A number of previous studies have found that social workers use simplified and informal processes for screening out cases (Buckley, 2003; Platt, 2006) as they seek to make sense of complex and ambiguous referrals. There is clearly a possibility of error. As Brandon et al. suggest “child protection (does) not come ‘labelled as such’” (Brandon et al., 2008a, p.319) : in their analysis of Serious Case Reviews where children have died or been seriously injured 45% were seen upon referral as below the threshold for protective intervention.

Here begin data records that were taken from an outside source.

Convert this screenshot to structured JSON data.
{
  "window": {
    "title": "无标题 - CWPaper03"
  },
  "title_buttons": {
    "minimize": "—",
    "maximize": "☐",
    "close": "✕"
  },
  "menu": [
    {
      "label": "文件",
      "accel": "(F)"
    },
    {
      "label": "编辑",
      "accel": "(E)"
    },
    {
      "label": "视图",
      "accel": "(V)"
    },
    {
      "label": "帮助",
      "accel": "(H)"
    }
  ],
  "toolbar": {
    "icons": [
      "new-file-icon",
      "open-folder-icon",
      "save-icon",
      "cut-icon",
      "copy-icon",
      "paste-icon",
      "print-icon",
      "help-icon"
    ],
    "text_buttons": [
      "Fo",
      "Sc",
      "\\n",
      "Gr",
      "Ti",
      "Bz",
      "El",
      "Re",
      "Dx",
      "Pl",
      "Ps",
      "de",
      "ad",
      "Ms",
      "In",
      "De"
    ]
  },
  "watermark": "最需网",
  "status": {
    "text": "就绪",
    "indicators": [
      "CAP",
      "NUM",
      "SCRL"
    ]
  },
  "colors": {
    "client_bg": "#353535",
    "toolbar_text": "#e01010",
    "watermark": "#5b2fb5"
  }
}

A significant element of the work with families took place in their own homes. This could be challenging for the workers, as entering families’ homes often meant entering a complex, chaotic, intimate and even frightening environment, but also provided unique opportunities to engage with the intimate aspects of families’ lives. It was also an arena where they were required to make vital decisions.
The social workers often summarised their actions very briefly in the computerised case files, giving little or no detail of their thinking. Studying these case files, which represented the official record of their work, provided little evidence of the ways in which the workers thought about cases, prioritised them or made decisions about them. Instead much of their thinking lay in unofficial, informal, even private, processes quite separate from the formal world of official procedures.
Pithouse (1998) characterised social work as an “invisible trade” because so much of the activity takes place in private, and is therefore literally invisible to outsiders, and because so many of its processes are unofficial and based on taken-for-granted assumptions. The thinness of the case notes may contribute to this invisibility, rendering much of the workers’ decision making activity and reasoning unavailable to others.